Source: Investing.com
While E-Trade and Investing.com agree that the consensus 12-month price target is about 93% above the current share price, the high level of dispersion among the individual price targets is a significant red flag. The consensus rating calculated by both E-Trade and Investing.com is bullish, but the consistent bullishness (shown in E-Trade’s results) over the past 12 months suggests that the analysts are too optimistic with regard to PayPal’s prospects.
Market-Implied Outlook For PYPL
I have calculated the market-implied outlook for PYPL for the 8.8-month period from now until Jan. 20, 2023, using the prices of call and put options that expire on this date.
The standard presentation of the market-implied outlook is a probability distribution of price return, with probability on the vertical axis and return on the horizontal.
Source: Author’s calculations using options quotes from E-Trade
The market-implied outlook for PYPL indicates elevated probabilities of negative returns over the next 8.8 months. The highest probability outcomes primarily correspond to returns less than zero, a bearish view. The expected volatility calculated from this distribution is 56% (annualized), which is high for a large-cap individual stock and much higher than in my analysis in November (when it was around 40%). The higher expected volatility means that the options market views PYPL as significantly riskier than it was towards the end of 2021.
To make it easier to compare the probabilities of positive and negative returns, I rotate the negative return side of the distribution about the vertical axis (see chart below).
Source: Author’s calculations using options quotes from E-Trade
This view clearly shows the bearish tilt in the market-implied outlook, with probabilities of negative returns that are markedly higher than the probabilities of positive returns of the same magnitude, across a wide range of the most probable outcomes (the dashed red line is well above the solid blue line over most of the left two-thirds of the chart above).

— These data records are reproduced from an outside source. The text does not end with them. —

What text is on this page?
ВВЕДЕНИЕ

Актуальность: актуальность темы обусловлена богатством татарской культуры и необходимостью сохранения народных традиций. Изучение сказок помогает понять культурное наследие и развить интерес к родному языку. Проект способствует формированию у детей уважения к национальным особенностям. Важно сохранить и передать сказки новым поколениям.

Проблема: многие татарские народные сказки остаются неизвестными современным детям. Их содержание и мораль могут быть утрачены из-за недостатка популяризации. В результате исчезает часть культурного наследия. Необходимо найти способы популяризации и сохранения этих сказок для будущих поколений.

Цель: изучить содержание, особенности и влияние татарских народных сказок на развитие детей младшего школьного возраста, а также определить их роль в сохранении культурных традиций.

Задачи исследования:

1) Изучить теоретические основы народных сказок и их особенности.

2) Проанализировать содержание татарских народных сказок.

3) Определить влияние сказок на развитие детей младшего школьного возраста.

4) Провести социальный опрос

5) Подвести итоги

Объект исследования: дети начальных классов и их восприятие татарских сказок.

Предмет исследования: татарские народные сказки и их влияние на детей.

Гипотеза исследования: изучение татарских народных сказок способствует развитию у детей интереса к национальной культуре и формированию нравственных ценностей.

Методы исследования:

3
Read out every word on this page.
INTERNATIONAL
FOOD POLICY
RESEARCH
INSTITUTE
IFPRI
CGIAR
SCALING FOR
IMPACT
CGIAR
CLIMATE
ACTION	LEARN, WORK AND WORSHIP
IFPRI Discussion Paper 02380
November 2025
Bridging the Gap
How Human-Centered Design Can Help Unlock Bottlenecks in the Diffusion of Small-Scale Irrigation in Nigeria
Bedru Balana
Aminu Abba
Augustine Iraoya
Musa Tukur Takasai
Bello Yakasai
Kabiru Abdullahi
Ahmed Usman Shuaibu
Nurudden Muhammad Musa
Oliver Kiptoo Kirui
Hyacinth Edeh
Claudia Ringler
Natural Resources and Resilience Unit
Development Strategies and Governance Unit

Theory indicates that the market-implied outlook is expected to be negatively biased because investors, in aggregate, are risk-averse and thus tend to pay more than fair value for downside protection (put options). There is no way to directly measure whether this effect is present, but considering the expectation of such a negative bias suggests interpreting this market-implied outlook as moderately bearish rather than strongly bearish.
Summary
PYPL is trading at a huge discount to its 12-month high and compared with the share price 12 months ago. The shares have declined because the company has been delivering fairly anemic earnings growth and management guidance suggests continued slow growth over the next year.
The Wall Street analyst consensus rating is bullish and the consensus price target suggests that the shares are substantially oversold. The consensus rating has been continuously bullish as PYPL has fallen, suggesting that perhaps the analysts are collectively missing something.
In addition, the high dispersion in individual price targets is a warning not to put faith in the analyst consensus. The market-implied outlook for PYPL is moderately bearish, with high volatility.
Considering the fairly low current valuation (with P/E of 24.5%), the bullish Wall Street consensus outlook, and the moderately bearish market-implied outlook, I am compromising on a neutral rating to early 2023.